La Coterie
François se vautra dans un fauteuil de vieux cuir râpé, installé à côté d'une pile de revues Europe Moto Magazine non distribuée. Il jeta la dernière parution.
— J'en ai vraiment marre. Je ne veux plus y adhérer, même si j'ai mis pas mal de billes là-dedans depuis dix ans.
— Tu crois que Gueux d'Route sera mieux ? lui demanda Momo, un jeune qui logeait à la Coterie. François "l'embauchait" comme homme à tout faire dans les domaines de sa mère. La mécanique c'était son truc, l'élevage pas du tout. Il pouvait customiser une moissonneuse batteuse en véritable objet d'art.
— Pour les "roule toujours", oui ! Pour les autres on s'en fout. Nous devons cultiver nos atouts : faire de la route, porter le casque bol et le barbour, rouler en anglaises. Ce sont nos signes de reconnaissance. Affichons-les. Ne craignons pas la dictature de la majorité bien pensante. Le monde de la moto ne doit pas plier sous le joug des constructeurs japonais.
— François, vous parlez comme un livre.
— Normal, j'écris mon article à haute voix.

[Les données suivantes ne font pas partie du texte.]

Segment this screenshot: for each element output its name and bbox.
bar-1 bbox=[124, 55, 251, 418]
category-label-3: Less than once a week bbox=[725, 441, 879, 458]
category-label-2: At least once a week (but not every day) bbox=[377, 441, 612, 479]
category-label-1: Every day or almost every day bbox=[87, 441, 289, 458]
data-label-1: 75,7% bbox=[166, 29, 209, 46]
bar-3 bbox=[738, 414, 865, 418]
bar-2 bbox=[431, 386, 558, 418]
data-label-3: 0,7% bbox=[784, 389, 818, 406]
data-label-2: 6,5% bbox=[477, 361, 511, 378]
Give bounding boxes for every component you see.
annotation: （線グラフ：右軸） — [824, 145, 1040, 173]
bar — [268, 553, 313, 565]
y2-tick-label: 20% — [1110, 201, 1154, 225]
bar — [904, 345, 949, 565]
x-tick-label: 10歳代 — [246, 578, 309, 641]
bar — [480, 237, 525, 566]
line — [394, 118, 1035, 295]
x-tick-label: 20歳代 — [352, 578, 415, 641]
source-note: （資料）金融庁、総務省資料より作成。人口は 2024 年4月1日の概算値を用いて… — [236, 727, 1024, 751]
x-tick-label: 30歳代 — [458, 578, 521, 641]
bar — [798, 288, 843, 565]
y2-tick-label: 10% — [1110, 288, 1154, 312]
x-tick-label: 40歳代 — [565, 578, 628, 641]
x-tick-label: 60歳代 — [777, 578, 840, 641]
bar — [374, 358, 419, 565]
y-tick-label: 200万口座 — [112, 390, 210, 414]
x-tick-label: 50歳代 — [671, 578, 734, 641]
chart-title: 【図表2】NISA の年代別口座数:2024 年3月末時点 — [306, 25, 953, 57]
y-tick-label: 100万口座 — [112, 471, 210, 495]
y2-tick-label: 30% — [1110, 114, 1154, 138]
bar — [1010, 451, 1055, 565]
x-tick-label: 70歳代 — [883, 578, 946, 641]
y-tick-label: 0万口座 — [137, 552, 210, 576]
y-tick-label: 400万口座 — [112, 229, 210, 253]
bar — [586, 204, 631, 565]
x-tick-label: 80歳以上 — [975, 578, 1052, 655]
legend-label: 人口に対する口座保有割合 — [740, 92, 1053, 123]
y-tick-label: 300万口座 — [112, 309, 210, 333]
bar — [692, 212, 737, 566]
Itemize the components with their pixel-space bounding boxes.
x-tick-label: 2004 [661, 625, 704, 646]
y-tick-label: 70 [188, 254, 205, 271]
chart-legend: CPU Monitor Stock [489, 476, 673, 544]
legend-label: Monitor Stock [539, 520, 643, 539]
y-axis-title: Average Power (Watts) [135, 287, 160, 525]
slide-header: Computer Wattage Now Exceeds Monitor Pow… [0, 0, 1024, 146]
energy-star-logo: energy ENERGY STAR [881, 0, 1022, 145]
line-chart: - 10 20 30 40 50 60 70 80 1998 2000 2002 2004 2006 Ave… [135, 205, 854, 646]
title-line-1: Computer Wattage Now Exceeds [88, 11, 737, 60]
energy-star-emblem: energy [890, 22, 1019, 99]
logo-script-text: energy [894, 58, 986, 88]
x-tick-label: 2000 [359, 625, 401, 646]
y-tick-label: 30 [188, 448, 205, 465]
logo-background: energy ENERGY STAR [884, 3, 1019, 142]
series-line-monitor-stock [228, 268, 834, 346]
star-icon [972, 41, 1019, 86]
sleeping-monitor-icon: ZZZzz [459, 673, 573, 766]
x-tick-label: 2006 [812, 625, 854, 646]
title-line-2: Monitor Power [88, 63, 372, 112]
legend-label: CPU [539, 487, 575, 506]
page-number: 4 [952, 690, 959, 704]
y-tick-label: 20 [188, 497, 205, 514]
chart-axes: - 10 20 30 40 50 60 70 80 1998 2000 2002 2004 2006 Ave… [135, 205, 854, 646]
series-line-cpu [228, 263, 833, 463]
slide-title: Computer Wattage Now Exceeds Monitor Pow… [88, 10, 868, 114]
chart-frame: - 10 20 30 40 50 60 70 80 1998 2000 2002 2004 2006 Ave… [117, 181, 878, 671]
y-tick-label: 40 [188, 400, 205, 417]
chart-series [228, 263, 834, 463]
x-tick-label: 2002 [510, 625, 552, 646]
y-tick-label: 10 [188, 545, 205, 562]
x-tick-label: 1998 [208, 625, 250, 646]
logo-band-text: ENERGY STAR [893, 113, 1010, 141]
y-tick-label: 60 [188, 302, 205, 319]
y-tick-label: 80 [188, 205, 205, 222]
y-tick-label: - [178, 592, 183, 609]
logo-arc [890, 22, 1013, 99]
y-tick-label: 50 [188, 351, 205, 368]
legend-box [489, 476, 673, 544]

L' accoutrement vestimentaire de François détonnait avec le langage utilisé parmi ses "potes" les jeunes motards. À croire qu'il n'avait jamais voulu quitter l'adolescence bien que l'âge qu'il affichait malgré lui, accusât l'empreinte du temps.
La Coterie avait été transformée en imprimerie confidentielle pour l'impression des journeaux spécialisés tels que Europe Moto Magazine, et bientôt, les Gueux d'Route qui devait sortir sous peu. La Coterie était également un centre d'accueil pour les motards passionnés qui jouaient dans les prés avec leurs machines tout-terrain. Le bruit des mécaniques avait fait fuir les brebis qui s'étaient réfugiées tout au fond du domaine.
Le voisinage plutôt curieux surveillait le changement de cette ferme autrefois occupée par un bon éleveur de la famille des Giraud, le cousin de l'ouvrier qui venait de quitter l'Abbaye. La Coterie était l'objet de toutes sortes de bavardages qui alimentaient les salles de café du bourg d'Usson-du-Poitou.